A big-ticket issue was the AUKUS alliance. It’s deeply unpopular with in the party and Labor’s pollical base. Defence minister Richard Marles and defence industry minister Pat Conroy came up with a circuit breaker, by introducing a clause that reaffirms the policy of signing the current nuclear non-proliferation treaty. The escape hatch is that there is deliberately no timeline, which means it doesn’t have to be done.  

The delegates had hardly left and gone home when it was announced that Australia will buy $1.7 billion worth of Tomahawk long-range cruise missiles from the United States. This runs contrary to the spirit of what was just agrees to.

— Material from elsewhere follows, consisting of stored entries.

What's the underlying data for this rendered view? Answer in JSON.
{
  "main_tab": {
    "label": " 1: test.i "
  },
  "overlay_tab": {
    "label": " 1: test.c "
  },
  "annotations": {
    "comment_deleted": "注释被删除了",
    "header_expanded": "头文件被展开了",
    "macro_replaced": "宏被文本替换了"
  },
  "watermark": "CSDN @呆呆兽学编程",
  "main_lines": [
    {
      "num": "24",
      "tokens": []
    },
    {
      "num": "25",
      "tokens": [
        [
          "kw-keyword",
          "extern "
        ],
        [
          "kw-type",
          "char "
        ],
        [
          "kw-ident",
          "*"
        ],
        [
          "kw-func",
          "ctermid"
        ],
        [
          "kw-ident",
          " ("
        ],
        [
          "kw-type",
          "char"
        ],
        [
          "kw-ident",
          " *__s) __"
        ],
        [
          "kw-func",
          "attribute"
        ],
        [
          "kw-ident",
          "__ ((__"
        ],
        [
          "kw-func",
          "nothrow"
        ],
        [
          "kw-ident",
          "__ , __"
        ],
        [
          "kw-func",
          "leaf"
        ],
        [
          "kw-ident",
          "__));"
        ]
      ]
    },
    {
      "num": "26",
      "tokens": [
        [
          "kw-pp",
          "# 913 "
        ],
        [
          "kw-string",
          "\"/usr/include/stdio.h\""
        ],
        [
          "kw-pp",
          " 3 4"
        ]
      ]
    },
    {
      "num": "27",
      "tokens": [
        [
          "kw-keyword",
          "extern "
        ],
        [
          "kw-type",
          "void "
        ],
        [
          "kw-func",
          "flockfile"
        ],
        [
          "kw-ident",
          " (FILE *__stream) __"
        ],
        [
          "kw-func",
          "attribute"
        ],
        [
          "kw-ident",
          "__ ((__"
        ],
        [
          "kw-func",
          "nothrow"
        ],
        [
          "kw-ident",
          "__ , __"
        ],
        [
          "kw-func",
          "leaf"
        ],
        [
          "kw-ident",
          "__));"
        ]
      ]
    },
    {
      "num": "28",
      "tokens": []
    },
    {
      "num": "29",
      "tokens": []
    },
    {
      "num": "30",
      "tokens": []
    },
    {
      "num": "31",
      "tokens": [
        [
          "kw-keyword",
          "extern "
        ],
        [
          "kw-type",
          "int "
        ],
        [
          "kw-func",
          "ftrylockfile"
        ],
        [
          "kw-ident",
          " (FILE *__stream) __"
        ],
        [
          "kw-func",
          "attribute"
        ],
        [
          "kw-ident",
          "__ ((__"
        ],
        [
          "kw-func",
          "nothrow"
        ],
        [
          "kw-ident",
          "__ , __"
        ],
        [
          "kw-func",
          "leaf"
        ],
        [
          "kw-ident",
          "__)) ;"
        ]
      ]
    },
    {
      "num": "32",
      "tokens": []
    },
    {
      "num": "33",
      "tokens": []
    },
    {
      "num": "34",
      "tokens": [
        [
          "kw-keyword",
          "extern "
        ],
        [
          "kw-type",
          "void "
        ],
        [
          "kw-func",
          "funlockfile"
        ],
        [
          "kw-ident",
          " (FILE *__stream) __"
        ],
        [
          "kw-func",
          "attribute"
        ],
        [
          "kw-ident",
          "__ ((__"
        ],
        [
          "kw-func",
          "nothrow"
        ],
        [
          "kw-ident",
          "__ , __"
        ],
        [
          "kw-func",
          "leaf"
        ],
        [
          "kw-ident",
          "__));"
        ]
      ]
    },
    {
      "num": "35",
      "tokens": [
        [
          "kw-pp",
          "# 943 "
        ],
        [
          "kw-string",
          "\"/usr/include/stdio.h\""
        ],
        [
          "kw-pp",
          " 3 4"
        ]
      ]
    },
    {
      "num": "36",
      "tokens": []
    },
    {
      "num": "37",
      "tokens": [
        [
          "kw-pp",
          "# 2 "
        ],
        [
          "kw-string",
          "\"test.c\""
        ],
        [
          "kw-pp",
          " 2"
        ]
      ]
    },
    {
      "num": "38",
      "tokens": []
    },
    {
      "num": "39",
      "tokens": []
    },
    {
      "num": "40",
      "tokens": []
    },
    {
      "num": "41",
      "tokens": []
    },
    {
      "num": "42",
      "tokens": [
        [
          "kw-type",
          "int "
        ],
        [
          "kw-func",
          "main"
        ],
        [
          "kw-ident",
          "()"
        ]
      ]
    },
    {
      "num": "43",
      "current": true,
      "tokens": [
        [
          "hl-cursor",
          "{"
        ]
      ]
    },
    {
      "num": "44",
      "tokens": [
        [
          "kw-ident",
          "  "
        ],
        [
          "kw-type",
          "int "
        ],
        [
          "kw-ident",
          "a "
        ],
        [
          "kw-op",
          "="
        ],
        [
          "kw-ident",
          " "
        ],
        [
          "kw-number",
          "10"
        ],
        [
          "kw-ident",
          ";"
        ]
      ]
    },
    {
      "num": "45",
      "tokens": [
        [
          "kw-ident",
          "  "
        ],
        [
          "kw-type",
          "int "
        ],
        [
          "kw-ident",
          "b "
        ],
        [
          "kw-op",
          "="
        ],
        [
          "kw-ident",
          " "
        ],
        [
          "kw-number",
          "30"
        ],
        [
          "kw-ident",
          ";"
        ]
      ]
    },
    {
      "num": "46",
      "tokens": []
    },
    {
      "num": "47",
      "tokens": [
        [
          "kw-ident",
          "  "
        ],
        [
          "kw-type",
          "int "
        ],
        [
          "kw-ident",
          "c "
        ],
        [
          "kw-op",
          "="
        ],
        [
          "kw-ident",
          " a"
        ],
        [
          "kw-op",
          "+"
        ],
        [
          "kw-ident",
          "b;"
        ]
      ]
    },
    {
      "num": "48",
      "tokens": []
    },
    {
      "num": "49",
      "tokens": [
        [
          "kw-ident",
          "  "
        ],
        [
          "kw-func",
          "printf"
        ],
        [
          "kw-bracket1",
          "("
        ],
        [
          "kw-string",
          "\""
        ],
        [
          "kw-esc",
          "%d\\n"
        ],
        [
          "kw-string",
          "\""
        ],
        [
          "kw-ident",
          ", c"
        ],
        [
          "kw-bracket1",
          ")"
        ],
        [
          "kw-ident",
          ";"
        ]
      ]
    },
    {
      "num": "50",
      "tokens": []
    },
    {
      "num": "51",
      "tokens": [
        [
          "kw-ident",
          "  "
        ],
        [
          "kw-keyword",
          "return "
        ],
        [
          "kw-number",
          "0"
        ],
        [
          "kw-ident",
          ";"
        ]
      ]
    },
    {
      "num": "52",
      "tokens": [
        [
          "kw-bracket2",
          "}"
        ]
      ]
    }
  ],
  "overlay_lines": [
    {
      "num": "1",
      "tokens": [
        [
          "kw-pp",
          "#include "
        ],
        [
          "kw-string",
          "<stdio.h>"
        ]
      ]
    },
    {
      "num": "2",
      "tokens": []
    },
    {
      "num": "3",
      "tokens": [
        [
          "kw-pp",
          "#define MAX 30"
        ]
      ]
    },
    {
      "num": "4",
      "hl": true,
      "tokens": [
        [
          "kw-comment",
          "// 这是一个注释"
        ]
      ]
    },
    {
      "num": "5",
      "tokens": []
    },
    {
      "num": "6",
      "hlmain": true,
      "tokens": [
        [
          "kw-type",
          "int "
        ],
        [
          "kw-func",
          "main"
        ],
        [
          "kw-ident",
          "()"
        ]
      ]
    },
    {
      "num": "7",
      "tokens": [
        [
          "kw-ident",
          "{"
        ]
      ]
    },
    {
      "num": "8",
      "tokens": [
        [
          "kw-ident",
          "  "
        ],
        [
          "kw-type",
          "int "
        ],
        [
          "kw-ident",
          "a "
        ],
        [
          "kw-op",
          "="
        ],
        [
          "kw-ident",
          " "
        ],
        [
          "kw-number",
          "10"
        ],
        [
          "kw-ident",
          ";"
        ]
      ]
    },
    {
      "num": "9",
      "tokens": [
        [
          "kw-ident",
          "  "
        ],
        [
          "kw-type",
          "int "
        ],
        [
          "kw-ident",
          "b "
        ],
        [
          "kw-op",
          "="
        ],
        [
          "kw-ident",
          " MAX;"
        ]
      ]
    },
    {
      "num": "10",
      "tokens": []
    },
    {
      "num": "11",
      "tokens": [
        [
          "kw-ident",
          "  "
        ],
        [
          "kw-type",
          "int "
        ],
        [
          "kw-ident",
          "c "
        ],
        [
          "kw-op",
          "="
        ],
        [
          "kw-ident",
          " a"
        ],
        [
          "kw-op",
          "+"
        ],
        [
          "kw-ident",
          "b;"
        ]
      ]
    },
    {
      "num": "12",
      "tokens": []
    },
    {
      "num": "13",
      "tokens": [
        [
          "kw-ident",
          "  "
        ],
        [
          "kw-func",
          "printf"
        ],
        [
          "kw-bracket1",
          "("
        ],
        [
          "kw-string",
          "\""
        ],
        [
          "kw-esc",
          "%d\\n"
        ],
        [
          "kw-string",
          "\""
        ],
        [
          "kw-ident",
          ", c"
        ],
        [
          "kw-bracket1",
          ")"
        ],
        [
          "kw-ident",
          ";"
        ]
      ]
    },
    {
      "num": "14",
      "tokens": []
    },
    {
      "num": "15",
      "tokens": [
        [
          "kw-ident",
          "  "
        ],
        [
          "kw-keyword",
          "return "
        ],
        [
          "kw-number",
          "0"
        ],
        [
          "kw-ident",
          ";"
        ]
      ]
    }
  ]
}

A push to introduce a super profits tax was hosed down with a vague pledge to “increase government investment in social and affordable housing with funding from a progressive and sustainable tax system, including corporate tax reform.” Although it soothed some ruffled feathers in the short-term, the reality is that there is no detail on what this means. Meanwhile the intention to go ahead with the generous tax cuts for those on the top tier of income, and which runs counter to the concept of a progressive tax system, is still going ahead.

It is a similar promise with no commitment approach to dealing with the rising personal debt crisis, reducing logging of native forests, and the bringing in of human rights laws.

When it came to stepping up on action against climate change and reducing carbon emissions there was nothing.

A host of other issues swept under the carpet, like solid support for the freed of Julian Assange; lifting people on Jobseeker, pensions, and other social security payments above the poverty level; the introduction of a rent ceiling; de-privatising employment services; protecting workers in the gig economy; legislating the right of entry of union into workplaces to represent their members.

It’s evident that there is a refusal to face the reality Australia is facing the triple whammy of a dysfunctional economy, a falling trust in the political leadership, and that the impact on climate change I already with us.  It’s business as usual maintaining the reliance on neoliberalism and a subservient relationship to Washington as the only legitimate option. These are the drivers of government policy.

This runs contrary to the aspirations of the party membership and base. There will be consequences if there is no turn around. The political base will continue to decline. The prospects are that many will continue to face a falling standard of living, resentment against the failure of leadership that won’t listen will grow, and this will be magnified as the impacts of global warming start to hit harder.

2 Comments on "Labor national conference commits to do almost nothing about the big issues"

  1. Harry oriander | 22 August 2023 at 3:36 pm | Reply

    I agree with all that it’s a failure to exhibit courage to do what is best for most Australians and the country it may add the the numbers of voters getting behind the independents to get better results as the party system binds people into things they know aren’t right or worthy

  2. Lee Capocchi | 22 August 2023 at 6:13 pm | Reply

    I believe the Submarines are a waste of money. But if we have them there are a couple of issues to be thrashed out:
    1) They Must be nuclear (our coastline is so big, diesel subs cannot circumnavigate this country)
    2) They Must be built here. Use existing shipyards, not create new ones and dump the skilled staff we already have.
    As for Centrelink, all Dole payments need to rise to the same as the age pension, which, itself, needs to increase about $60/fnight. We also need to stop pushing those with health issues onto the Dole and, for once, the AMA needs to boycott the government for using social workers and therapists to over-ride the recommendations of medical specialists.